Acute subglottic laryngitis[edit | edit source]
Iron
- A special form of laryngitis, swelling of the anatomically narrowest part of the larynx - subglotis.
- It occurs many times more often than the previous one, the course is less dramatic. Seasonal highs are in spring and autumn.
- Practically exclusively for children, most often up to five years.
- Etiology
- Viruses (adenoviruses influenza, parainfluenza, myxoviruses), alergy can be a factor too.
- Clinical picture
- It starts suddenly without previous problems.(it can follow the HCD catarrh). At night, there is a sudden seizure of inspiratory dyspnea with inspiratory stridor, jugular twitching and cyanosis may be present. The cough has a barking, croaking character, the voice is rough and harsh, the child is restless, anxious, febrile, the general condition may be altered.
- Examination
- Snažíme se zahlédnout epiglotis, nitro hrtanu nevyšetřujeme (riziko laryngospazmu), jinak bychom pod hlasivkami pozorovali zarudlé, hladké návalky.
- Therapy
- Hospitalization in the case of children. Corticosteroids i.m. (in more severe cases i.v.) - hydrocortisone 10 mg / kg. As a rule, corticoids cause rapid wheezing.
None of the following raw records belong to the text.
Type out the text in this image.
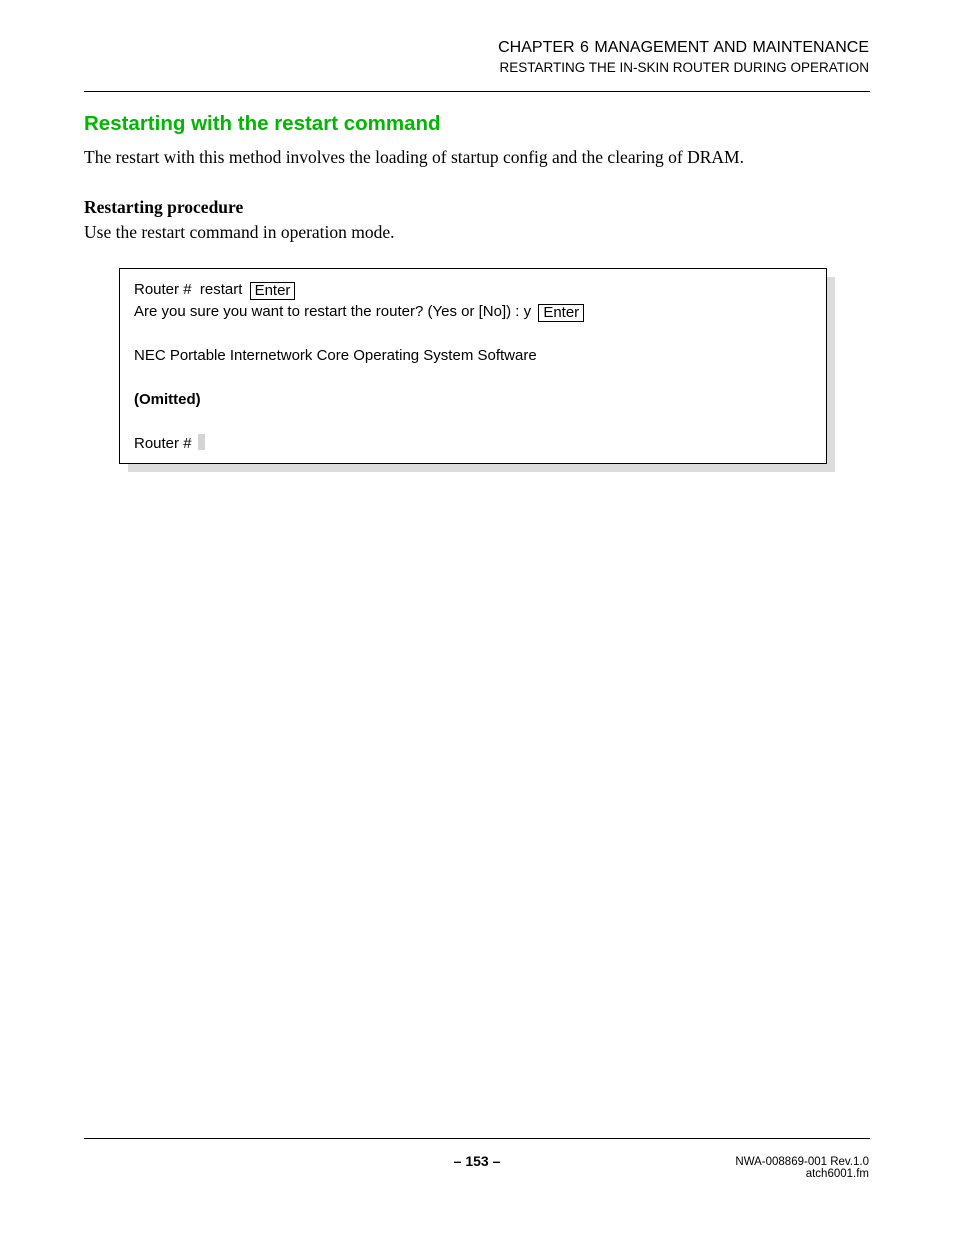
CHAPTER 6 MANAGEMENT AND MAINTENANCE
RESTARTING THE IN-SKIN ROUTER DURING OPERATION
Restarting with the restart command
The restart with this method involves the loading of startup config and the clearing of DRAM.
Restarting procedure
Use the restart command in operation mode.
Router #  restart Enter
Are you sure you want to restart the router? (Yes or [No]) : y Enter
NEC Portable Internetwork Core Operating System Software
(Omitted)
Router #
– 153 –	NWA-008869-001 Rev.1.0
atch6001.fm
- In addition to corticoids, we give sedatives, mucolytics (or antitussives and antihistamines).
- ATB in severe cases of debilitated children at risk of superinfection.
- Intubation or other securing is required only in exceptional cases.
- Microclimate adjustment - humidification of inhaled air, calming of the child, adjustment of position, sufficient watering.